Esto es importante, además, si consideramos el cada vez más vigente debate sobre la captura del Estado, término al que ya hemos hecho referencia en estas páginas. No podría ser de otro modo: si las instituciones encargadas de proteger la dignidad humana son vulneradas por la opacidad o por la captura de intereses ajenos a lo público, su esencia y legitimidad se diluyen hasta convertirlas en parte toral del problema, no de la solución.
Por lo mismo, la discusión sobre la rendición de cuentas no puede seguir circunscribiéndose a una visión meramente punitiva, ya que no ha demostrado ser la respuesta a la hora de hablar de impactos. La impunidad no quedará resuelta con las mismas estrategias que hasta ahora nos han llevado a ella. La apuesta debe centrarse en otro punto: la integridad pública, el paradigma del buen gobierno y la buena administración.
Este es, precisamente, uno de los desafíos más claros que el Sistema Nacional Anticorrupción tiene enfrente a una década de existencia. De otra forma, el riesgo es que, en palabras de la propia secretaria Raquel Buenrostro, el sistema esté condenado a la irrelevancia si no se revitaliza con urgencia. El diagnóstico es severo, pero honesto. El diseño original fue ambicioso y bien intencionado; sin embargo, la falta de voluntad política, la ausencia de liderazgos audaces y el celo burocrático de instituciones que prefirieron resguardar sus competencias antes que coordinarse terminaron por desgastar una apuesta que todavía no ha acabado de nacer. Hay, no obstante, señales de que el impulso puede venir desde lo local: desde experiencias como las de Jalisco y Aguascalientes, donde los sistemas estatales anticorrupción han entendido la oportunidad de articular ambas agendas a través de políticas públicas que parten de conceptos como el ya mencionado de integridad pública.

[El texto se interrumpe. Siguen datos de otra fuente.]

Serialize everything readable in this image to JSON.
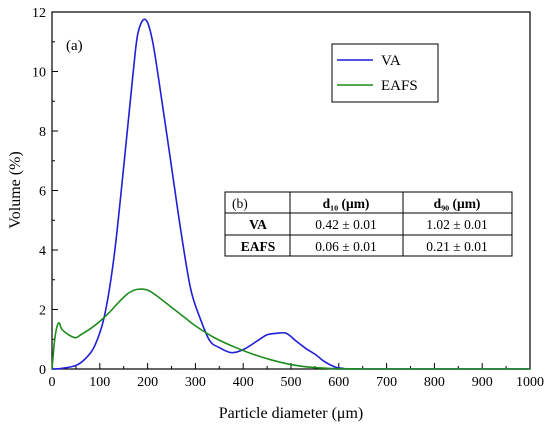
{
  "chart_data": {
    "type": "line",
    "panel_label": "(a)",
    "xlabel": "Particle diameter (μm)",
    "ylabel": "Volume (%)",
    "xlim": [
      0,
      1000
    ],
    "ylim": [
      0,
      12
    ],
    "xticks": [
      0,
      100,
      200,
      300,
      400,
      500,
      600,
      700,
      800,
      900,
      1000
    ],
    "yticks": [
      0,
      2,
      4,
      6,
      8,
      10,
      12
    ],
    "grid": false,
    "legend_position": "top-right",
    "series": [
      {
        "name": "VA",
        "color": "#1f1fd6",
        "x": [
          0,
          20,
          50,
          70,
          90,
          110,
          130,
          150,
          170,
          180,
          195,
          210,
          230,
          250,
          270,
          290,
          310,
          330,
          350,
          375,
          400,
          430,
          450,
          470,
          490,
          510,
          530,
          550,
          570,
          590,
          600,
          610,
          620,
          1000
        ],
        "values": [
          0,
          0.02,
          0.12,
          0.35,
          0.8,
          1.8,
          3.8,
          6.8,
          10.0,
          11.3,
          11.75,
          11.05,
          9.0,
          6.8,
          4.6,
          2.7,
          1.7,
          0.95,
          0.72,
          0.55,
          0.65,
          0.95,
          1.15,
          1.2,
          1.2,
          0.95,
          0.7,
          0.5,
          0.25,
          0.08,
          0.04,
          0.02,
          0,
          0
        ]
      },
      {
        "name": "EAFS",
        "color": "#1c8c1c",
        "x": [
          0,
          5,
          10,
          15,
          20,
          30,
          40,
          50,
          60,
          80,
          100,
          120,
          140,
          160,
          180,
          200,
          220,
          240,
          260,
          280,
          300,
          340,
          380,
          420,
          460,
          500,
          540,
          580,
          610,
          640,
          650,
          1000
        ],
        "values": [
          0,
          0.9,
          1.4,
          1.55,
          1.35,
          1.2,
          1.1,
          1.05,
          1.15,
          1.35,
          1.6,
          1.9,
          2.25,
          2.55,
          2.68,
          2.65,
          2.45,
          2.2,
          1.95,
          1.7,
          1.45,
          1.05,
          0.75,
          0.5,
          0.3,
          0.15,
          0.06,
          0.02,
          0.01,
          0.005,
          0,
          0
        ]
      }
    ],
    "inset_table": {
      "corner_label": "(b)",
      "headers": [
        "d₁₀ (μm)",
        "d₉₀ (μm)"
      ],
      "rows": [
        {
          "label": "VA",
          "values": [
            "0.42 ± 0.01",
            "1.02 ± 0.01"
          ]
        },
        {
          "label": "EAFS",
          "values": [
            "0.06 ± 0.01",
            "0.21 ± 0.01"
          ]
        }
      ]
    }
  }
}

A ellos bien cabría sumar el paradigma del buen gobierno y el derecho a una buena administración pública, que emergen no como fórmulas decorativas, sino como los puentes conceptuales que México necesita para relanzar sus instituciones y políticas anticorrupción. No se trata de crear más burocracia ni de multiplicar trámites que se agoten en sí mismos, sino de dotar a los órganos de fiscalización de una perspectiva estratégica que entienda la función pública en su dimensión más profunda: servir a la ciudadanía. Una auditoría, una recomendación, un procedimiento administrativo no son fines en sí mismos; son instrumentos al servicio de la dignidad humana. Entenderlos así es lo que transforma la fiscalización en política pública con impacto real.